Nicolás descartó el consejo con un impaciente vaivén de la mano antes de encender el enésimo cigarrillo del día. Por supuesto que la guerra se iba a ganar, de eso no había duda; y quien pensara de otro modo no era más que un traidor.

Una vez tomada su decisión, el zar envió una carta a Nicolás Nikolayevich agradeciéndole los servicios prestados y relevándole de su cargo como comandante en jefe de los Ejércitos. Un par de días más tarde, partía para el frente, feliz como un cadete.

Desde luego los que más aplaudieron su decisión de relevar del cargo a Nicolás Nikolayevich fueron los alemanes, que veían como un gran militar quedaba apeado de su puesto. Pero había también alegría, y mucha, en el palacio de Aleksandr, más concretamente, en el mauve boudouir, esa habitación en la que Alix pasaba sus horas bordando y velando por la familia. ¡Por fin, pensaba ella, se había librado Niky de la incómoda sombra de tío Nicolasha!

En el otoño de 1915 Alejandra Fiodorovna cumplió veintiún años como emperatriz de todas las Rusias. Hasta entonces había mostrado poco interés por los asuntos de Estado. De hecho, si alguna vez envió a Rasputín a entrevistarse con este o aquel ministro era solo para que evaluara si eran o no «hombres aprobados por Dios» y por tanto fieles a su marido. Sin embargo, su actitud respecto del ejercicio del poder cambió por completo en cuanto Nicolás se puso al frente del ejército. Una vieja tradición rusa dice que «cuando el zar está ausente, su esposa debe gobernar por él». Por tanto, que Alix comenzase a hacerlo en ausencia de su marido en principio no tenía por qué extrañar a nadie. La medida estaba en la esencia misma de la autarquía, y otras muchas zarinas lo habían hecho antes que ella. Alix era una mujer de una timidez extrema, que la distanciaba y hacía desconfiar de todos.
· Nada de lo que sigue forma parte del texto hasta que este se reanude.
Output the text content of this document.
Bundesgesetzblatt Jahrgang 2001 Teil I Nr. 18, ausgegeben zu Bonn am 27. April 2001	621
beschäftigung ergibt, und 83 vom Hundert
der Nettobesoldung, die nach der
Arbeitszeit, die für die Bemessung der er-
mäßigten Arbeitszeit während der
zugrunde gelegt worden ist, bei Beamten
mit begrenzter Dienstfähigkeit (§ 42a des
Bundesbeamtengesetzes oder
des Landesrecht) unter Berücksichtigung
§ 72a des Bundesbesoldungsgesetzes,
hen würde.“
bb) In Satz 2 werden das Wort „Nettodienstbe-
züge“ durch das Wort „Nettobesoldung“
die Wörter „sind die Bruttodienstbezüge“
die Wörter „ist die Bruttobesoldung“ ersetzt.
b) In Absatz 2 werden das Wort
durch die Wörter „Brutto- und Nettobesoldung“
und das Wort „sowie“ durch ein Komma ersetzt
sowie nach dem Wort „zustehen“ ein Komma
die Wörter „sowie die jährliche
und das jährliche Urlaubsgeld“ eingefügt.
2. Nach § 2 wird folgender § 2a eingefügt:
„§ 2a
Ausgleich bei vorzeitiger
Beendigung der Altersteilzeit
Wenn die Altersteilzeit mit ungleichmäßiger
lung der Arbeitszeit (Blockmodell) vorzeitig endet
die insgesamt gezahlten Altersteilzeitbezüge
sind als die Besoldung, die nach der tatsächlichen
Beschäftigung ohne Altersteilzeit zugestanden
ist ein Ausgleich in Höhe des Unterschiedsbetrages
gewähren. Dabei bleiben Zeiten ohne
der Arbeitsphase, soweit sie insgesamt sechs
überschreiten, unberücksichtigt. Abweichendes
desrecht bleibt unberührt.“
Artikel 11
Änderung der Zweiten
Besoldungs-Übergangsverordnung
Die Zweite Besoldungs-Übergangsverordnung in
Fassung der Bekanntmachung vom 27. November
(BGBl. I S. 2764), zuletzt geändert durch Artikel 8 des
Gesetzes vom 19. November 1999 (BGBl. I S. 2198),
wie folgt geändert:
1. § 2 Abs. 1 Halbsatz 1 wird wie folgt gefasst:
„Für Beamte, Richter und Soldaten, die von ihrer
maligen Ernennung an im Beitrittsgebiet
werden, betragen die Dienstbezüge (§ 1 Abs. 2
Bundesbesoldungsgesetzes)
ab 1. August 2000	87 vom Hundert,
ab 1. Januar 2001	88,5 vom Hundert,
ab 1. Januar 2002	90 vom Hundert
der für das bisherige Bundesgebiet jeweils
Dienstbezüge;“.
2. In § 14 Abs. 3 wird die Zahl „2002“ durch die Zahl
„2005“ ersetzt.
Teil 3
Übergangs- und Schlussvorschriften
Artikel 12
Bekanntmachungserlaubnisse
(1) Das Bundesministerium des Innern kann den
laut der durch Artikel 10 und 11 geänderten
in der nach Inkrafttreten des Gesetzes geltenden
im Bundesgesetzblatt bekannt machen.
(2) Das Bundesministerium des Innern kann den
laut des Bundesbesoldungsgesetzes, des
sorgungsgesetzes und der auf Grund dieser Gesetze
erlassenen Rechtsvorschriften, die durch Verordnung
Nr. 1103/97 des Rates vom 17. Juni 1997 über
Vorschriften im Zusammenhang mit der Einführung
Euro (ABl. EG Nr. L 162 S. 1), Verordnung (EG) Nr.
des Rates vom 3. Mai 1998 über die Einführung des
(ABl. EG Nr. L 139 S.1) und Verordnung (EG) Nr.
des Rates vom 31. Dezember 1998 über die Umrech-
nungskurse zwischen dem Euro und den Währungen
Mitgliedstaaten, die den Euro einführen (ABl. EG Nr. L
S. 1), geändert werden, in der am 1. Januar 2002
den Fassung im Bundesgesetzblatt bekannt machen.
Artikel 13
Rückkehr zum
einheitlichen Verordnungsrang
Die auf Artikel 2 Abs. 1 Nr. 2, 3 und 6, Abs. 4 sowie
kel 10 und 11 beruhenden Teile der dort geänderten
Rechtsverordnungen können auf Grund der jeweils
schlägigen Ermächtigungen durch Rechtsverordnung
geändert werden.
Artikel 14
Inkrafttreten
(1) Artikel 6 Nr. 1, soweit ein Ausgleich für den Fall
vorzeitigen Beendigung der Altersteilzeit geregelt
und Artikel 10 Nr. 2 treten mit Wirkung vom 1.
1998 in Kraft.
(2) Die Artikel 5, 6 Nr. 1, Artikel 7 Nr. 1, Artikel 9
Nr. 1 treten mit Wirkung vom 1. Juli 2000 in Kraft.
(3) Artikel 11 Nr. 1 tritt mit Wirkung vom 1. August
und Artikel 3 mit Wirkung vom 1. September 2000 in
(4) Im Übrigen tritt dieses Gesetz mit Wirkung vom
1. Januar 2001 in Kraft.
Pero para ella había algo aún más fuerte que este incómodo rasgo de su carácter: el amor por su marido y su familia. Por eso, cuando las circunstancias la pusieron al mando del imperio, Alix descubrió que no solo podía, sino que incluso le gustaba mandar. Nicolás, por su parte, confiaba tanto en su mujer que, una vez dejados los asuntos internos en sus manos, le pareció natural plegarse a sus sugerencias. Como la de poner o quitar a tal o cual ministro, por ejemplo, o la de prescindir de tal consejero o tal ayudante… Así fue como comenzó lo que todos en Rusia (y también en el extranjero) vieron como un verdadero baile o desfile de políticos, a cual más inepto.

En septiembre de 1916 un feliz Nicolás le escribe a su esposa: «Qué pena, mi amor, que no hayas estado ocupándote de esta tarea desde hace tiempo. Haces un gran servicio a la patria y a mí».

Y en ese servicio de nombrar o cesar ministros y consejeros, Alix contaba con ayuda divina directa, porque, si Dios estaba en Rasputín y Rasputín en Dios, ¿quién podía equivocarse?

«Nuestro amigo dice que la gracia de Dios se halla en Hvostov y que será un excelente ministro», le escribió al zar, y acto seguido no solo Hvostov fue nombrado ministro, sino que, siguiendo el consejo de este nuevo y clarividente caballero, se declararon cerradas las sesiones de la Duma, lo que llevó a una nueva y virulenta oleada de protestas en todo el país. En cuanto al primer ministro, el hecho de que Goremykin, protegido de Rasputín, hubiera tenido un minuto de lucidez al aconsejar al zar que no tomase el mando de las tropas, no lo convertía en una persona competente. Al contrario, sus decisiones eran cada vez más absurdas y equivocadas. El starets, que se daba cuenta de su nulidad manifiesta, aconsejó a Alix que lo sustituyera por Stümer. Nuevo error. Stümer tenía apellido alemán y la gente lo interpretó como una imposición de la niemka instigada por su starets, al que todos tenían por el peor de los espías. Alix y Rasputín decidieron entonces deponer al recién nombrado ministro de Interior y, buscando por ahí a otro «hombre aprobado por Dios», eligieron a Alejandro Protopopov, tan inútil como los anteriores.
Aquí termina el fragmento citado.